Dix minutes s’écoulèrent avant qu’ils n’atteignent le lycée. Shin leva la portière et se jeta plus qu’autre chose hors de la DeLorean, il courut jusqu’au terrain mais deux personnes l’attendaient sur le chemin : Wladimir et Hans.
« Shin Itchie, pour avoir sali l’honneur de notre lycée et pour la complicité dans une affaire de meurtre, une motion de renvoi a été votée à ton encontre. Cependant dans notre extrême générosité – il lança à Hans un regard noir – nous te laissons une dernière chance : gagne ce match et nous réétudierons ton cas. »
Il partit.
« C’est mon idée – et celle de Pierce et d’Aspidistra – mais on voulait juste la révision pour qu’on puisse avoir ta version.
_Merci quand même.
_Dépêche-toi, ils souffrent sur le terrain.
_Ok, à plus. »
Il se remit à courir. Hans le regarda partir. « Les clefs sont entre tes mains… Si vous ne gagnez pas je ne pourrais pas grand-chose pour toi, » pensa-t-il.
La situation n’était en effet guère brillante : menée 2 à 0 l’équipe peinait à trouver son rythme. Ekichi lui donna un maillot et il entra à la place de Brian au profit d’une touche concédée par l’adversaire. Il commença par replacer les joueurs, redéfinit sur le tas les données stratégiques du mieux qu’il put et enguirlanda ses coéquipiers pour leur manque de détermination. Dès lors le match changea de visage : la défense plus réactive et plus agressive bloqua plus facilement l’adversaire, les milieux récupérèrent plus de ballons, Johann et Diego retrouvèrent leur ailes et leur vitesse et les attaquants leur soif incommensurable de buts.
Avec Michael en chef d’orchestre à la baquette, Chris en passeur et Shin en buteur, l’équipe monopolisa la balle, épuisa ses challengers comme un torero le taureau et marqua. Paolo remonta sur son côté balle au pied, il passa à Bobby qui glissa à Michael qui d’une pichenette transmit à Diego. Celui-ci reprit le ballon de volée l’envoyant vers Chris qui le dévia de la tête pour Shin. Ce dernier effectua en extension une superbe demi-volée du pied droit qui se ficha juste sous la barre transversale.
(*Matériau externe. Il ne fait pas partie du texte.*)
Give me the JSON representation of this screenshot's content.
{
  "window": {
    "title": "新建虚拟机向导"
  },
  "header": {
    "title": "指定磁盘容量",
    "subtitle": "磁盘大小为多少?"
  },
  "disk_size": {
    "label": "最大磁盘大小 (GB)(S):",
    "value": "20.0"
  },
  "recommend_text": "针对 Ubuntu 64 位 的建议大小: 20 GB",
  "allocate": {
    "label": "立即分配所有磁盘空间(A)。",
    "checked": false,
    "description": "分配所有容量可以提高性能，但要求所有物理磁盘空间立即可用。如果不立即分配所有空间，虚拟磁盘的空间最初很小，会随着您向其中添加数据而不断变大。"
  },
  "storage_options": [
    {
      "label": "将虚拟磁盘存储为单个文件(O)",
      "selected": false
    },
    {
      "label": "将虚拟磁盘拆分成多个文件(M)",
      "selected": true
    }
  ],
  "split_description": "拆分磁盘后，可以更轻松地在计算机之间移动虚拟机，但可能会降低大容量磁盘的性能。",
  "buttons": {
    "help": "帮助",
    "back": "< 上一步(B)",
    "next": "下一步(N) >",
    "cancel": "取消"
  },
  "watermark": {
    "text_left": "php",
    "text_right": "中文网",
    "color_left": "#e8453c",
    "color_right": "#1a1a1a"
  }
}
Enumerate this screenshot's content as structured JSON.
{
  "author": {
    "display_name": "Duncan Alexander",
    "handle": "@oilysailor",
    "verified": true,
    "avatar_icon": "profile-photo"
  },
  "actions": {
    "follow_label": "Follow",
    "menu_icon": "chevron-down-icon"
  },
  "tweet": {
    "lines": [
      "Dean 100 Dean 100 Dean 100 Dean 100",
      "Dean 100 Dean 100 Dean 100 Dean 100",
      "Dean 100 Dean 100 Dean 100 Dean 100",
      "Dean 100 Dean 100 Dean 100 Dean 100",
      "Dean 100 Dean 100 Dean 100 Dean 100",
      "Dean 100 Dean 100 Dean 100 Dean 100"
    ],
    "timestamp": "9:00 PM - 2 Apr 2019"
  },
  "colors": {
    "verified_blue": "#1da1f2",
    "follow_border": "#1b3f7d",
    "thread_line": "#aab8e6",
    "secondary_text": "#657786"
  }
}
Le deuxième but fut l’œuvre exclusive de Diego. Recevant la balle à soixante mètres des buts adverses, il enchaîna les accélérations et les dribles éliminant cinq joueurs avant de se présenter devant le goal. Celui-ci sortit à sa rencontre afin de bloquer un maximum d’espace mais Diego le crocheta une fois puis deux, fit passer le ballon entre ses jambes avant de le pousser dans les cages vides. Il venait d’égaliser.
Il ne restait que cinq minutes à jouer. L’équipe obtint un ultime corner et Shin s’avança pour le tirer. Johann se plaça près de lui et lui indiqua quelque chose dans la surface. Shin intrigué jeta un coup d’œil et s’aperçut que leurs adversaires n’avaient pas placé de joueur pour garder le premier poteau. Il fit un geste de main à Johann qui regagna son poste habituel. Shin inspira profondément, soupira, prit son élan et frappa. Le ballon légèrement brossé s’éleva doucement dans les airs et décrivit un arc de cercle pour s’engouffrer dans la lucarne la plus proche prenant le gardien adverse par surprise. L’arbitre siffla la fin du match : ils avaient gagné – de justesse – 3 buts à 2. Wladimir préféra partir en maugréant.
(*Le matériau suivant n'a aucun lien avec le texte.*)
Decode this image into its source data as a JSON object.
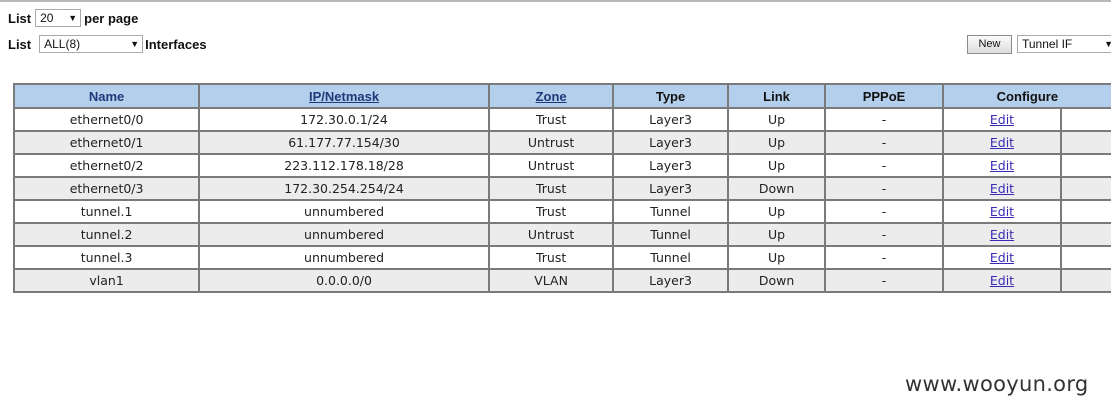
{
  "paging": {
    "list_label": "List",
    "per_page_value": "20",
    "per_page_suffix": "per page"
  },
  "filter": {
    "list_label": "List",
    "interfaces_value": "ALL(8)",
    "interfaces_suffix": "Interfaces"
  },
  "toolbar": {
    "new_label": "New",
    "type_select_value": "Tunnel IF"
  },
  "table": {
    "headers": {
      "name": "Name",
      "ip": "IP/Netmask",
      "zone": "Zone",
      "type": "Type",
      "link": "Link",
      "pppoe": "PPPoE",
      "configure": "Configure"
    },
    "rows": [
      {
        "name": "ethernet0/0",
        "ip": "172.30.0.1/24",
        "zone": "Trust",
        "type": "Layer3",
        "link": "Up",
        "pppoe": "-",
        "action": "Edit"
      },
      {
        "name": "ethernet0/1",
        "ip": "61.177.77.154/30",
        "zone": "Untrust",
        "type": "Layer3",
        "link": "Up",
        "pppoe": "-",
        "action": "Edit"
      },
      {
        "name": "ethernet0/2",
        "ip": "223.112.178.18/28",
        "zone": "Untrust",
        "type": "Layer3",
        "link": "Up",
        "pppoe": "-",
        "action": "Edit"
      },
      {
        "name": "ethernet0/3",
        "ip": "172.30.254.254/24",
        "zone": "Trust",
        "type": "Layer3",
        "link": "Down",
        "pppoe": "-",
        "action": "Edit"
      },
      {
        "name": "tunnel.1",
        "ip": "unnumbered",
        "zone": "Trust",
        "type": "Tunnel",
        "link": "Up",
        "pppoe": "-",
        "action": "Edit"
      },
      {
        "name": "tunnel.2",
        "ip": "unnumbered",
        "zone": "Untrust",
        "type": "Tunnel",
        "link": "Up",
        "pppoe": "-",
        "action": "Edit"
      },
      {
        "name": "tunnel.3",
        "ip": "unnumbered",
        "zone": "Trust",
        "type": "Tunnel",
        "link": "Up",
        "pppoe": "-",
        "action": "Edit"
      },
      {
        "name": "vlan1",
        "ip": "0.0.0.0/0",
        "zone": "VLAN",
        "type": "Layer3",
        "link": "Down",
        "pppoe": "-",
        "action": "Edit"
      }
    ]
  },
  "watermark": "www.wooyun.org",
  "colors": {
    "header_bg": "#b3cfeb",
    "shaded_row_bg": "#ececec",
    "link": "#3a2bb5"
  }
}
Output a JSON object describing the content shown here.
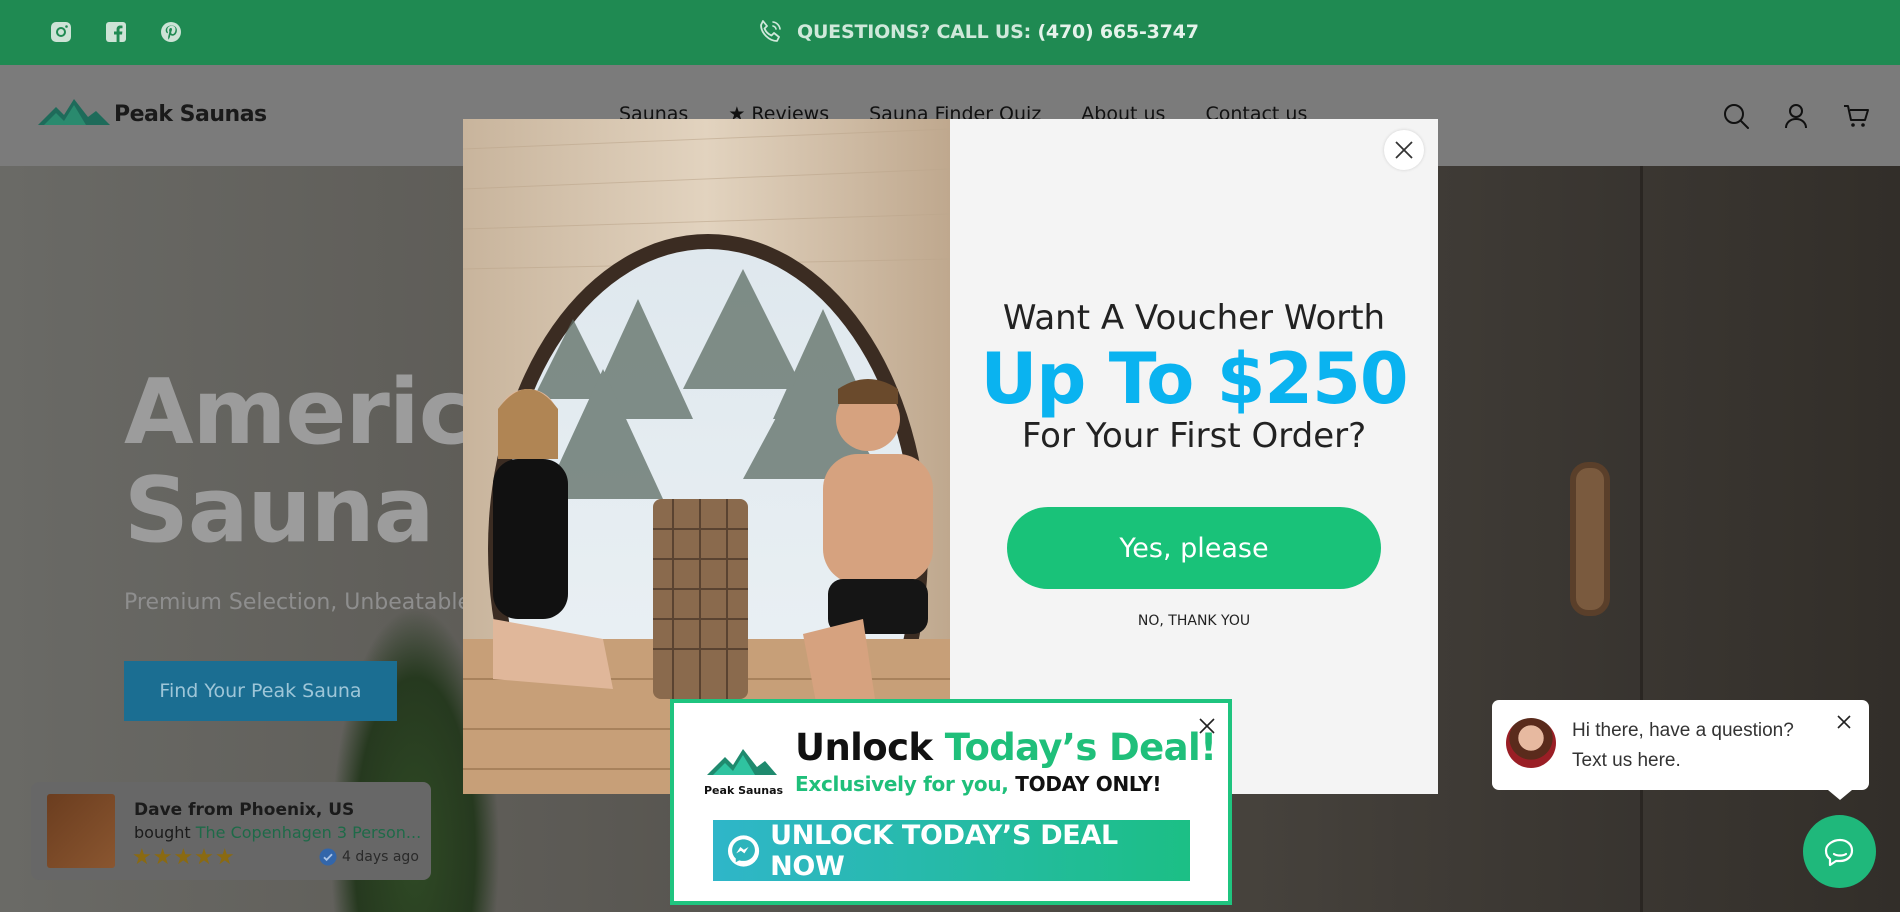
{
  "topbar": {
    "social": [
      "instagram-icon",
      "facebook-icon",
      "pinterest-icon"
    ],
    "phone_prefix": "QUESTIONS? CALL US: ",
    "phone_number": "(470) 665-3747"
  },
  "header": {
    "logo_text": "Peak Saunas",
    "nav": [
      "Saunas",
      "★ Reviews",
      "Sauna Finder Quiz",
      "About us",
      "Contact us"
    ],
    "icons": [
      "search-icon",
      "account-icon",
      "cart-icon"
    ]
  },
  "hero": {
    "title_line1": "America",
    "title_line2": "Sauna C",
    "subtitle": "Premium Selection, Unbeatable P",
    "button": "Find Your Peak Sauna"
  },
  "proof": {
    "name": "Dave from Phoenix, US",
    "bought_prefix": "bought ",
    "product": "The Copenhagen 3 Person...",
    "stars": "★★★★★",
    "rating": 5,
    "ago": "4 days ago"
  },
  "modal": {
    "line1": "Want A Voucher Worth",
    "line2": "Up To $250",
    "line3": "For Your First Order?",
    "yes": "Yes, please",
    "no": "NO, THANK YOU"
  },
  "deal": {
    "logo_text": "Peak Saunas",
    "h1_black": "Unlock ",
    "h1_green": "Today’s Deal!",
    "h2_green": "Exclusively for you, ",
    "h2_black": "TODAY ONLY!",
    "cta": "UNLOCK TODAY’S DEAL NOW"
  },
  "chat": {
    "message": "Hi there, have a question? Text us here."
  },
  "colors": {
    "topbar": "#1f8a52",
    "accent_blue": "#0ab3f0",
    "accent_green": "#19c279"
  }
}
Hans et Ollic les attendaient avec Lothar devant les vestiaires pour les féliciter et informer Shin du rejet de la procédure de renvoi intentée contre lui. Pierce le prit par les épaules.
« Bon, tu t’inscrit au club oui ou non, golden-striker ?
_Dans une autre vie peut-être, golden-keeper. »
Hans se racla bruyamment la gorge tout en se callant contre la porte.
« L’accord qu’on avait mis au point avec Pierce et Wladimir stipulait qu’on s’engageait lui et moi à te garder à l’œil dans l’enceinte du lycée – et de préférence également à l’extérieure – donc tu dois t’inscrire au club. »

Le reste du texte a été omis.